The alliance will offer substantial savings for both firms, allowing them to develop new or refreshed offerings in key market segments with substantially reduced development costs. Estimates suggest the combined savings of the agreement could reach $1.46 billion.

Volkswagen to provide platform for Ford EV

A key part of the agreement will be a Ford EV focused on the European market, due to arrive by 2023 and developed on the Volkswagen Group’s electric MEB architecture. The firms says that the Ford machine will be “highly differentiated” and designed and engineered at the American’s firm’s European base in Cologne, Germany.

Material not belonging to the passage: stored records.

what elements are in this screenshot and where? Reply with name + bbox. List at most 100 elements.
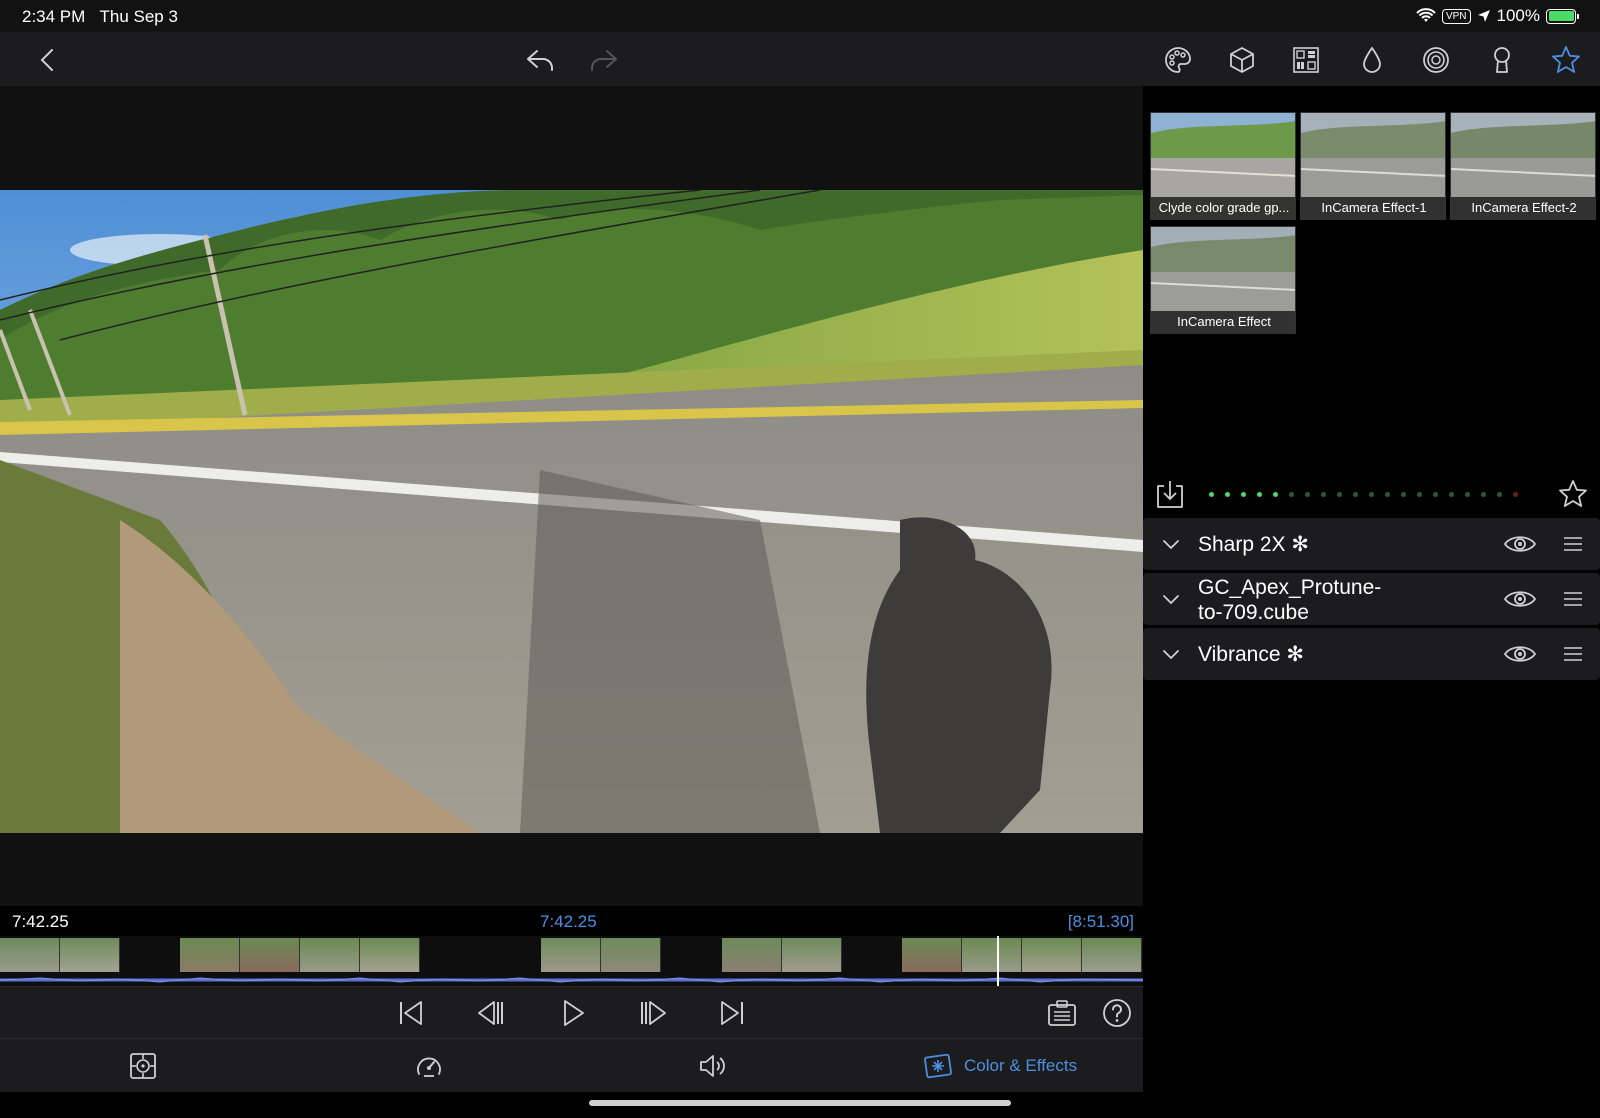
skip-to-start-button[interactable] bbox=[393, 995, 429, 1031]
next-frame-button[interactable] bbox=[636, 995, 672, 1031]
star-icon bbox=[1552, 46, 1580, 73]
timeline-clip[interactable] bbox=[0, 938, 120, 972]
add-favorite-button[interactable] bbox=[1557, 478, 1589, 510]
skip-to-end-button[interactable] bbox=[714, 995, 750, 1031]
timeline-clip[interactable] bbox=[722, 938, 842, 972]
effect-name-line-1: GC_Apex_Protune- bbox=[1198, 576, 1382, 599]
skip-start-icon bbox=[400, 1001, 422, 1025]
playhead-time: 7:42.25 bbox=[540, 912, 597, 931]
page-dot bbox=[1481, 492, 1486, 497]
drag-handle-icon[interactable] bbox=[1561, 587, 1585, 611]
speaker-icon bbox=[700, 1055, 725, 1077]
tab-color-effects-label: Color & Effects bbox=[964, 1056, 1078, 1075]
video-preview-frame[interactable] bbox=[0, 190, 1143, 833]
eye-icon[interactable] bbox=[1503, 640, 1537, 668]
page-dot bbox=[1273, 492, 1278, 497]
page-dot bbox=[1225, 492, 1230, 497]
step-back-icon bbox=[478, 1001, 503, 1025]
preset-label: InCamera Effect bbox=[1151, 311, 1295, 333]
color-effects-icon bbox=[924, 1053, 952, 1079]
undo-button[interactable] bbox=[522, 42, 558, 78]
page-dot bbox=[1337, 492, 1342, 497]
cube-icon bbox=[1230, 47, 1254, 73]
redo-button[interactable] bbox=[586, 42, 622, 78]
status-time: 2:34 PM Thu Sep 3 bbox=[22, 7, 178, 27]
home-indicator[interactable] bbox=[589, 1100, 1011, 1106]
video-preview-area bbox=[0, 86, 1143, 906]
markers-button[interactable] bbox=[1044, 995, 1080, 1031]
page-dot bbox=[1209, 492, 1214, 497]
timeline-clip[interactable] bbox=[180, 938, 420, 972]
timeline-clip[interactable] bbox=[541, 938, 661, 972]
effects-panel: Clyde color grade gp... InCamera Effect-… bbox=[1143, 86, 1600, 1092]
back-button[interactable] bbox=[30, 42, 66, 78]
effects-toolbar bbox=[1143, 472, 1600, 516]
chevron-down-icon[interactable] bbox=[1159, 642, 1183, 666]
chevron-down-icon[interactable] bbox=[1159, 587, 1183, 611]
page-dot bbox=[1369, 492, 1374, 497]
effect-name: Sharp 2X ✻ bbox=[1198, 533, 1309, 556]
battery-percent: 100% bbox=[1496, 6, 1540, 25]
step-forward-icon bbox=[641, 1001, 666, 1025]
effect-row[interactable]: Sharp 2X ✻ bbox=[1143, 518, 1600, 570]
chevron-down-icon[interactable] bbox=[1159, 532, 1183, 556]
clipboard-list-icon bbox=[1048, 1000, 1076, 1026]
3d-lut-button[interactable] bbox=[1224, 42, 1260, 78]
timeline-clip[interactable] bbox=[902, 938, 1143, 972]
timeline-strip[interactable] bbox=[0, 936, 1143, 986]
speedometer-icon bbox=[417, 1057, 441, 1077]
tab-color-effects[interactable]: Color & Effects bbox=[922, 1049, 1077, 1083]
preset-label: Clyde color grade gp... bbox=[1151, 197, 1295, 219]
preset-thumbnail[interactable]: InCamera Effect-1 bbox=[1300, 112, 1446, 220]
preset-thumbnail[interactable]: InCamera Effect-2 bbox=[1450, 112, 1596, 220]
preset-label: InCamera Effect-1 bbox=[1301, 197, 1445, 219]
page-dot bbox=[1497, 492, 1502, 497]
previous-frame-button[interactable] bbox=[472, 995, 508, 1031]
top-toolbar bbox=[0, 32, 1600, 86]
bottom-tab-bar: Color & Effects bbox=[0, 1038, 1143, 1092]
skip-end-icon bbox=[721, 1001, 743, 1025]
keyhole-icon bbox=[1494, 47, 1510, 73]
effect-row[interactable]: GC_Apex_Protune- to-709.cube bbox=[1143, 573, 1600, 625]
eye-icon[interactable] bbox=[1503, 585, 1537, 613]
tab-audio[interactable] bbox=[697, 1049, 729, 1083]
page-dot bbox=[1305, 492, 1310, 497]
current-time-left: 7:42.25 bbox=[12, 912, 69, 931]
tab-frame-fit[interactable] bbox=[127, 1049, 159, 1083]
page-dot bbox=[1257, 492, 1262, 497]
play-icon bbox=[564, 1000, 584, 1026]
vignette-button[interactable] bbox=[1484, 42, 1520, 78]
status-bar: 2:34 PM Thu Sep 3 VPN 100% bbox=[0, 0, 1600, 32]
effect-row[interactable]: Vibrance ✻ bbox=[1143, 628, 1600, 680]
eye-icon[interactable] bbox=[1503, 530, 1537, 558]
import-button[interactable] bbox=[1155, 478, 1185, 510]
frame-target-icon bbox=[130, 1053, 156, 1079]
tab-speed[interactable] bbox=[413, 1049, 445, 1083]
drag-handle-icon[interactable] bbox=[1561, 642, 1585, 666]
lut-grid-button[interactable] bbox=[1288, 42, 1324, 78]
color-drop-button[interactable] bbox=[1354, 42, 1390, 78]
effect-name: Vibrance ✻ bbox=[1198, 643, 1304, 666]
drag-handle-icon[interactable] bbox=[1561, 532, 1585, 556]
status-time-text: 2:34 PM bbox=[22, 7, 86, 26]
page-dot bbox=[1241, 492, 1246, 497]
wifi-icon bbox=[1416, 8, 1436, 22]
play-button[interactable] bbox=[555, 995, 591, 1031]
page-dot bbox=[1353, 492, 1358, 497]
undo-icon bbox=[527, 50, 553, 71]
timeline-playhead[interactable] bbox=[997, 936, 999, 986]
page-dot bbox=[1289, 492, 1294, 497]
download-tray-icon bbox=[1157, 481, 1183, 508]
preset-thumbnail[interactable]: Clyde color grade gp... bbox=[1150, 112, 1296, 220]
page-dot bbox=[1513, 492, 1518, 497]
location-icon bbox=[1477, 10, 1490, 22]
color-palette-button[interactable] bbox=[1160, 42, 1196, 78]
page-dot bbox=[1385, 492, 1390, 497]
drop-icon bbox=[1363, 46, 1381, 73]
favorites-button[interactable] bbox=[1548, 42, 1584, 78]
page-dot bbox=[1465, 492, 1470, 497]
spiral-effect-button[interactable] bbox=[1418, 42, 1454, 78]
lut-grid-icon bbox=[1293, 47, 1319, 73]
preset-thumbnail[interactable]: InCamera Effect bbox=[1150, 226, 1296, 334]
help-button[interactable] bbox=[1099, 995, 1135, 1031]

While details of the machine are scarce, Ford says it will “add another compelling nameplate” that will sit alongside the electric Mustang Mach-E. Ford has recently begun a trend of reviving old names for new vehicles, choosing to give its first bespoke EV Mustang branding and recently badging its new compact crossover as the Puma. It’s also reviving the Bronco in America.

The two firms estimate that Ford “could deliver 600,000 electric vehicles atop the MEB architecture”, with Volkswagen saying the deal is “another cornerstone” in its EV strategy. While the MEB platform will underpin a range of EVs from Volkswagen, Seat, Skoda and Audi, it was also developed to enable it to be licensed to partner firms, helping the Volkswagen Group to achieve better economies of scale.

That volume could be key for Ford. While the Mustang Mach-E is due on sale in 2021, it has yet to announce further bespoke EV models, and the sale of the Volkswagen deal will likely prove key in meeting rising consumer demand and hitting its European Union CO2 targets.

As previously hinted at, the firms said that they “plan to explore additional ways to cooperate on electric vehicles.”

Ford and Volkswagen to team on vans and utes

The alliance between the firms will include the development of two commercial vans and a pick-up. The commercial vehicle segment is a key market for both firms in Europe but particularly Ford, with most of its profits in the region coming from it.

Ford will develop and build a new Volkswagen Amarok ute that will go on sale in 2022, and which will effectively be twinned with the Ford Ranger. Volkswagen has already teased the design of the new Amarok.

Ford will also develop and a new one-tonne cargo van for both firms, which will be the new version of the Ford Transit and Volkswagen Transporter respectively. Volkswagen’s Commercial Vehicles are will use its new Caddy as a basis to develop and build a new Ford Transit van.

The two firms expect to produce a total of around eight million of the three shared machines across their lifespans.

Argo AI to lead Ford and Volkswagen autonomy efforts

Volkswagen’s investment in Argo AI, completed last week, will lead to both Ford and Volkswagen working “to form distinct, highly capable autonomous-vehicle businesses based on Argo AI’s self-driving technology.”

The firms said they each “independently” chose to invest in Argo AI due to the “technical leadership” of the Pittsburgh-based firm’s autonomous technology and will use their combined scale to help the start-up expand its geographic testing reach.